A aprovação preliminar do acordo Mercosul–UE aumenta acesso europeu ao agronegócio brasileiro, mas cria desafios para a indústria e a Zona Franca de Manaus. Especialistas destacam necessidade de planejamento, políticas industriais, inovação e transição energética responsável

Manaus, 10 de janeiro de 2026 – A União Europeia (UE) deu, nesta sexta-feira (09/01/2026), sinal verde preliminar à assinatura do acordo comercial com o Mercosul, após mais de 25 anos de negociações. O movimento, que pode transformar a região na maior zona de livre comércio do mundo, também levanta preocupações quanto aos impactos industriais no Brasil, sobretudo na Zona Franca de Manaus (ZFM).
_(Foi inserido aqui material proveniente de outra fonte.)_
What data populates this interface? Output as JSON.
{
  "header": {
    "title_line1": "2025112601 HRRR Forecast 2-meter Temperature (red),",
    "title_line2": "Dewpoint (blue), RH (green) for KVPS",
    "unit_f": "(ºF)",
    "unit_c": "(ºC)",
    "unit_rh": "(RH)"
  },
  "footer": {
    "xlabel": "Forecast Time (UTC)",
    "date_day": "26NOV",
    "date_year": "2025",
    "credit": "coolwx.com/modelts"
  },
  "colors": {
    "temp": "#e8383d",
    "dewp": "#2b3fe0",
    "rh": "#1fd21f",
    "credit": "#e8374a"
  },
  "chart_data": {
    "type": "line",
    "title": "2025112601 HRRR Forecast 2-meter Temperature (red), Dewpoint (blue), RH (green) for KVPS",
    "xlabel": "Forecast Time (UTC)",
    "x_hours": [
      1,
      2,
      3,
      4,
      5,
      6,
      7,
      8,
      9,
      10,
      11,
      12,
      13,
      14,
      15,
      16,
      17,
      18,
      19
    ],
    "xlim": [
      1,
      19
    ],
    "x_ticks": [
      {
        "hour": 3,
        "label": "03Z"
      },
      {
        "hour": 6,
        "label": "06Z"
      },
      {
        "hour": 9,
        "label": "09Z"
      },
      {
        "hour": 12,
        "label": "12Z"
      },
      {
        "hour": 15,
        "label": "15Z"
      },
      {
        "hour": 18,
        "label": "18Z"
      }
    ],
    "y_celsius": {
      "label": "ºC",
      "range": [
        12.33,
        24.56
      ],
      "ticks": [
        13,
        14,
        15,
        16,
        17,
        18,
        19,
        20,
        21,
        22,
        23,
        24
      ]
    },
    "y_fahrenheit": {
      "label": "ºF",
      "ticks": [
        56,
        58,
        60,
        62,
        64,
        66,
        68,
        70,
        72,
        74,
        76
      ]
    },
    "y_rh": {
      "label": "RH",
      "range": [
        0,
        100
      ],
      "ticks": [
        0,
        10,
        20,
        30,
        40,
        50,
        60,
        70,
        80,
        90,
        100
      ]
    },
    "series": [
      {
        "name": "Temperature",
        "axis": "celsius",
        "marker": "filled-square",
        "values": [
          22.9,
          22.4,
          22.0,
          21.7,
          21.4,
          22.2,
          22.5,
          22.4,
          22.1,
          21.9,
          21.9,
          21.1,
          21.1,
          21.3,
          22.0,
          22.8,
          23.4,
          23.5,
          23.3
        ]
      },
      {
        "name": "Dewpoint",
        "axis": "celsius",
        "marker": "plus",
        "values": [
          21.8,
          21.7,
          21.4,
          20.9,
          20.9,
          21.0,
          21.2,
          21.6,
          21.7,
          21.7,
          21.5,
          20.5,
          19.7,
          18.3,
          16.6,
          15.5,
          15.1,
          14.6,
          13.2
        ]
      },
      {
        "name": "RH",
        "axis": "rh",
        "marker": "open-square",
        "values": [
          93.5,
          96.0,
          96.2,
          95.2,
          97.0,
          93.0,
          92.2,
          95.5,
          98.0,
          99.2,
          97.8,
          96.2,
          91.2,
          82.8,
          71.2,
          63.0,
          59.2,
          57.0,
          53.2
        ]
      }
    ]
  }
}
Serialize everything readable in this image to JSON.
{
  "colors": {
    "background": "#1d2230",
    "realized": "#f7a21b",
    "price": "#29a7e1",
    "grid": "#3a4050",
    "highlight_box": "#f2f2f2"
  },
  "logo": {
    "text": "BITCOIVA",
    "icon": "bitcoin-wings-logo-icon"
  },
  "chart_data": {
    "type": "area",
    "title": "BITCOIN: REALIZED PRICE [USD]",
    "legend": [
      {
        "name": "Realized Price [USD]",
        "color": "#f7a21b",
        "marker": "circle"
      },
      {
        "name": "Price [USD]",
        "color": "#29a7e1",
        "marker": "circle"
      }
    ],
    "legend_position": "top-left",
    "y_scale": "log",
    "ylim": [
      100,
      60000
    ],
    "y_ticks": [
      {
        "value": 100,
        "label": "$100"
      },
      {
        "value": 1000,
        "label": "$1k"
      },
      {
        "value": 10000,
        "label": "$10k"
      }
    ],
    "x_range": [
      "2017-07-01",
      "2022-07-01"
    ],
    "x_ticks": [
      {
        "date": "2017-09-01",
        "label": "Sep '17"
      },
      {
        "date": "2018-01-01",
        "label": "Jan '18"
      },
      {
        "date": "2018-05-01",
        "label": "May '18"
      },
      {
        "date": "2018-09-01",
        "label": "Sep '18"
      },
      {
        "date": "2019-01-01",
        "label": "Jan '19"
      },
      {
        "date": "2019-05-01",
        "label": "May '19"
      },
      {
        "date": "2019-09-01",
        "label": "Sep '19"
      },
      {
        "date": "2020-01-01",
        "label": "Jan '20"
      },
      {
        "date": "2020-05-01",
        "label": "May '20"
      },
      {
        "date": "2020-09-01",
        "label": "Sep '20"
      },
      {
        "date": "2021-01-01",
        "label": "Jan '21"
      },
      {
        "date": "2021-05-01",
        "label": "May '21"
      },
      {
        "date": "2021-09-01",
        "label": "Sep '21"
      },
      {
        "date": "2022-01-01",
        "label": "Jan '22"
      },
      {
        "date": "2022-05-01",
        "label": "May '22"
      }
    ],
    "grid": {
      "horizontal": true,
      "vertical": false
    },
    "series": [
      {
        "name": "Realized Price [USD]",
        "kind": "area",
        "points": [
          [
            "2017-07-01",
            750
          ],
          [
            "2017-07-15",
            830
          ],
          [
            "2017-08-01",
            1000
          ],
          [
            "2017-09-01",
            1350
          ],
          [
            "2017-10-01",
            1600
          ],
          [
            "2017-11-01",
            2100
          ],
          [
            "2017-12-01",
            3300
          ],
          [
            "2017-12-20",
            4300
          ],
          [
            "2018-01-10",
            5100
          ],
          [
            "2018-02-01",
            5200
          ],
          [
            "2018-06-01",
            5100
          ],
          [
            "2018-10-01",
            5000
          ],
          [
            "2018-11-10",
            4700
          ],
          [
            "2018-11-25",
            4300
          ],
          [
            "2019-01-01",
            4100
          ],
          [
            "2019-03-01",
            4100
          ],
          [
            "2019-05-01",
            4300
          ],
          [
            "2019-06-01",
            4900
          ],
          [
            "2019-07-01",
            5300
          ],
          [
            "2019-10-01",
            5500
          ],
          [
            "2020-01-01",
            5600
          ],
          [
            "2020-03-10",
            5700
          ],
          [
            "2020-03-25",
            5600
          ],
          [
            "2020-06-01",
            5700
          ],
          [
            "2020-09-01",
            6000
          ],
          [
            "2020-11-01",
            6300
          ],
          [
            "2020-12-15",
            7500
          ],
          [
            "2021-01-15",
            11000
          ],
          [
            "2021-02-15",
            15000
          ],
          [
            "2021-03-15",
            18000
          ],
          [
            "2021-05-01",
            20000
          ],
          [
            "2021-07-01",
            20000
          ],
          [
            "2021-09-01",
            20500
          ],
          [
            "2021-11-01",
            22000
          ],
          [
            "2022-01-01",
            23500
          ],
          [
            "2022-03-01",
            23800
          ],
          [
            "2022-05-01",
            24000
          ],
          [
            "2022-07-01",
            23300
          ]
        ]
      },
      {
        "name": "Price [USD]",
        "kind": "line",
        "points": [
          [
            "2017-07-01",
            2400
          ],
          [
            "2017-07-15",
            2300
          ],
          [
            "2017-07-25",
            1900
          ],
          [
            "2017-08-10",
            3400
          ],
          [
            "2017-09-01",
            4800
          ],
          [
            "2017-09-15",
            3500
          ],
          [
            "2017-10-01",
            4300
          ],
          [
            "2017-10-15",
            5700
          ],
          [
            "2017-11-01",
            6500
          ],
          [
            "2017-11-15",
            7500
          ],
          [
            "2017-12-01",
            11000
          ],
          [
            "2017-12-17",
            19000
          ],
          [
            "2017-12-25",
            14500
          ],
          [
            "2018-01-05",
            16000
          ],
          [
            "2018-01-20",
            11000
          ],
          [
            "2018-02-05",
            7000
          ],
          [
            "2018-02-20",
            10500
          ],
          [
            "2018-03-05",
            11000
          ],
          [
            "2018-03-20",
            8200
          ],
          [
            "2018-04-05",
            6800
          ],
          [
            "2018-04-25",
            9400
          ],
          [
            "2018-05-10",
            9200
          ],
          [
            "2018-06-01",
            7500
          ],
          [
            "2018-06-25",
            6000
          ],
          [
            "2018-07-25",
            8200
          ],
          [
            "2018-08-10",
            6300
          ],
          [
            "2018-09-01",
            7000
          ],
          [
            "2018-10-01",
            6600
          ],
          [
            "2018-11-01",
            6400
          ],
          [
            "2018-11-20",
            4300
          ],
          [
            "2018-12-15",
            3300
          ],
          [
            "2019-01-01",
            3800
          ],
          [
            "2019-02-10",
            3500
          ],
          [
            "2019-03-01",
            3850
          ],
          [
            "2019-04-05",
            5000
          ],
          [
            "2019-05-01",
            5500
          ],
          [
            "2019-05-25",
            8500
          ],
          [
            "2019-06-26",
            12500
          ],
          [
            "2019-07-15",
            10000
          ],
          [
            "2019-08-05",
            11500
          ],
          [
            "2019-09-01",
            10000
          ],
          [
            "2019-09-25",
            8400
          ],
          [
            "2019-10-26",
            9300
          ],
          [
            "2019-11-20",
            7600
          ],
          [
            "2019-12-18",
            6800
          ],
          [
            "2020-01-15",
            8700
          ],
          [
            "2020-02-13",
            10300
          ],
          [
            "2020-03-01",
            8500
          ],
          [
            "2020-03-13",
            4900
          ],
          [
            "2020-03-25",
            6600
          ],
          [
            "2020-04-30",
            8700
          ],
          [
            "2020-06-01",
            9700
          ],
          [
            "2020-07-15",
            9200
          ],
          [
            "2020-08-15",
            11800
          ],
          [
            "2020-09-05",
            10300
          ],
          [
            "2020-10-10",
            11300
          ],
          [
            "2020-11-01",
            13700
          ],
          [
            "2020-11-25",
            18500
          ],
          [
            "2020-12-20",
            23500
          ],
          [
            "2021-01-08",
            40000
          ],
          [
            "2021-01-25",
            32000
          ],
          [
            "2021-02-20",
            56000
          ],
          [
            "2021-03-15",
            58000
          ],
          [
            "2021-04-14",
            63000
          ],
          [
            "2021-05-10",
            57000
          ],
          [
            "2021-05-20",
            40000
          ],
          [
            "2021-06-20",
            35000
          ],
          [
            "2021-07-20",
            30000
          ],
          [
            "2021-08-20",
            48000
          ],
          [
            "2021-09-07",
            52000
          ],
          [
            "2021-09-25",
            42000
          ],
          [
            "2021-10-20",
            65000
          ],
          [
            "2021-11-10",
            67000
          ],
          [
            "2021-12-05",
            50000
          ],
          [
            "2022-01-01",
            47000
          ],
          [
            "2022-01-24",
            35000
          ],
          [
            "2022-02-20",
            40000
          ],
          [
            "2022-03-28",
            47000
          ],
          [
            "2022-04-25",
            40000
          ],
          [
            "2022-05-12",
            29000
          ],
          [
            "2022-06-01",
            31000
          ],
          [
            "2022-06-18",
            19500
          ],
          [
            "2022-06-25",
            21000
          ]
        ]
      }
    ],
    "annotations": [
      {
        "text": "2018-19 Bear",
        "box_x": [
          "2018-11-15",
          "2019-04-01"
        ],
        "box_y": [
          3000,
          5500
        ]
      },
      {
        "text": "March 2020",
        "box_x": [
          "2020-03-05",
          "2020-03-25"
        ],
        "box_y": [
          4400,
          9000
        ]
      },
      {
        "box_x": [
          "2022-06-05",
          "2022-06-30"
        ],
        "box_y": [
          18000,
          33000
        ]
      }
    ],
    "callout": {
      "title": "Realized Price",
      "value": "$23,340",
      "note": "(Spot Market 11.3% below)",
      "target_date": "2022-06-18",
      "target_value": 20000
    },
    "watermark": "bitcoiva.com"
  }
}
A decisão, tomada pela maioria dos 27 Estados-membros, abre caminho para a assinatura oficial do tratado na próxima segunda, 12, no Paraguai, mas ocorre apesar de forte resistência de países como França e Irlanda. “Em termos gerais, o acordo Mercosul–União Europeia não é automaticamente bom nem ruim. Ele amplia opções, mas também cria riscos”, comentou Daniel Conceição, professor de Economia no IPPUR/UFRJ e presidente do Instituto de Finanças Funcionais para o Desenvolvimento (IFFD).

Segundo Conceição, os efeitos econômicos dependerão de outros fatores. “O resultado dependerá das escolhas internas estratégicas: política industrial, investimento público, financiamento, compras governamentais e proteção seletiva de setores‑chave”, explicou. Ele insistiu que, sem esse acompanhamento, a abertura pode apenas reforçar um padrão primário-exportador.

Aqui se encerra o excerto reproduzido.